Pepe, tout en essuyant son front ruisselant de sueur avec les restes d’un mouchoir, attira de force auprès du feu un magnifique animal, que l’effroi rendait plus magnifique encore ; car, à l’exception de l’homme, qu’en sa qualité de roi de la création la peur avilit et dégrade, elle prête à presque tous les animaux une beauté de plus.

Celui-ci, arc-bouté sur ses fines jambes, qui semblaient vibrer comme des cordes tendues, le cou allongé, les oreilles pointées en avant et au milieu desquelles une mèche de crins tombait sur un œil sauvage, le corps frémissant, les naseaux tour à tour dilatés et resserrés, offrait le type le plus parfait de cette race mexicaine rivale de la race arabe. C’était un animal à faire envie à un pacha.

« J’ai eu la main heureuse, n’est-ce-pas ? dit Pepe d’un air satisfait, tout en attachant solidement le cheval au tronc d’un arbre de fer.

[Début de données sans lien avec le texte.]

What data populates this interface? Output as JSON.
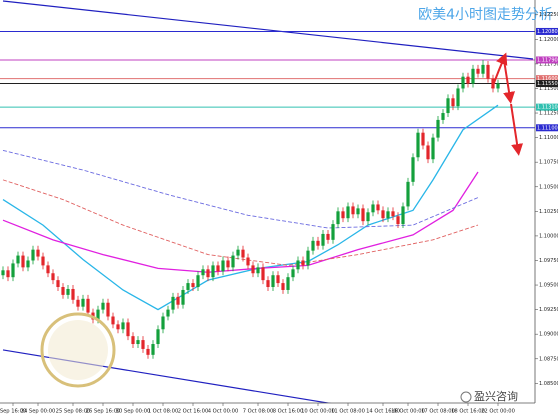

— Pourvu que vous ayez le cou aussi heureux, tout ira pour le mieux, répandit Bois-Rosé, qui, malgré son mépris pour le cheval en général, ne put s’empêcher d’admirer celui-ci ; mais j’en doute. En attendant, faites un somme, car pour moi j’ai assez dormi et je veillerai à votre place.

— Je l’ai bien gagné, reprit Pepe, et je vais suivre votre conseil. »

À ces mots, l’ex-carabinier s’étendit sur l’herbe, et le sommeil ne tarda pas à s’emparer de lui à son tour ; car c’est un hôte qui ne se fait pas attendre dans les bois, en quelque position que l’on puisse s’y trouver.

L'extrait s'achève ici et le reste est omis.